Thursday, July 17, 2008

Thinking about Karen Dalton

My review of the newly rediscovered Green Rocky Road materials, recorded by Karen Dalton in Colorada between 1962 and 1963, runs today in Dusted.

Karen Dalton
Green Rocky Road
Delmore

Recorded "on two tracks" (as Dalton plainly states) in 1962 and 1963, the material for Green Rocky Road came from the same trove of reel-to-reel tapes that gave birth to Cotton Eyed Joe last year. The main difference is that Cotton Eyed Joe was played for an audience in a tiny Colorado coffee house, while Green Rocky Road was laid down at home and mostly alone.

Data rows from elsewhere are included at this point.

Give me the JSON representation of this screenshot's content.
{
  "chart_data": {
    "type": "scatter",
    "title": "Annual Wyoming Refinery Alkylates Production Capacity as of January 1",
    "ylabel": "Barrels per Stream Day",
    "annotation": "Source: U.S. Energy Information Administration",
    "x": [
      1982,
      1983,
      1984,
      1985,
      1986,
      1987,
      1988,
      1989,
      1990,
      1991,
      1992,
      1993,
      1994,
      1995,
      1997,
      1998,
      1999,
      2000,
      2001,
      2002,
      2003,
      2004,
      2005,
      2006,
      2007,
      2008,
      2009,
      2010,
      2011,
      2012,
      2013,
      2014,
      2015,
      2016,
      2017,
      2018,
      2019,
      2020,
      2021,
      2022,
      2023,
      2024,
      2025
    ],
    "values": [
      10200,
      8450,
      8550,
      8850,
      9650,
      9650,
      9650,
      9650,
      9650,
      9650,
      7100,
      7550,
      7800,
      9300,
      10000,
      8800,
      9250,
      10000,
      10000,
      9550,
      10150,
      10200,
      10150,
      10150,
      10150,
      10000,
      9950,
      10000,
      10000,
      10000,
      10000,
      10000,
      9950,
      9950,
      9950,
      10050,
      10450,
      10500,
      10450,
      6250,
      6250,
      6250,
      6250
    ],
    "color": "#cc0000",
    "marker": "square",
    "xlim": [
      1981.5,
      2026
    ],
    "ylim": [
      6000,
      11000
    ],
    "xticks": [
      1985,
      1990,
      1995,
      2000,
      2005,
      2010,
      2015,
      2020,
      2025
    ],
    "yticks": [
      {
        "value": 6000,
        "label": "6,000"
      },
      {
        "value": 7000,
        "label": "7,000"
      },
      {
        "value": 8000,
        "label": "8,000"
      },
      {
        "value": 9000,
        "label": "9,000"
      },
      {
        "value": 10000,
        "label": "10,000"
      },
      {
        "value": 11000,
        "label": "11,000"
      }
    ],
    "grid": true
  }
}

So, while Cotton Eyed Joe was interspersed with the evidence of other people – applause, conversation, a certain communicativeness in the playing – this one seems almost wholly internal.

Dalton is still in her mid-20s here, not yet smoothed or styled by contact with Bleecker Street contemporaries like Fred Neil, not yet plagued by the addictions of her later years. She has not yet learned the sophisticated jazz-like phrasing of So Hard to Tell Who's Going to Love You Best, and her approach is plain-spoken, strong and solitary. You have only to contrast Green Rocky Road's "Ribbon Bow" with the one she recorded for Capitol half a decade later to hear the difference. Here, "Ribbon Bow" is all her, the extraordinarily emotive voice, the steady thrum of 12-string. You feel, almost, as if you're eavesdropping, so private and meditative is the song. By the time she comes back to "Ribbon Bow" in 1969, her voice has modulated, landing lightly on the notes, curving around them in blues-tinged flourishes. She no longer sounds like she is thinking aloud, but rather performing. It is as if, in the interim, she has gone from dreaming about "if I were like city girls" to becoming one.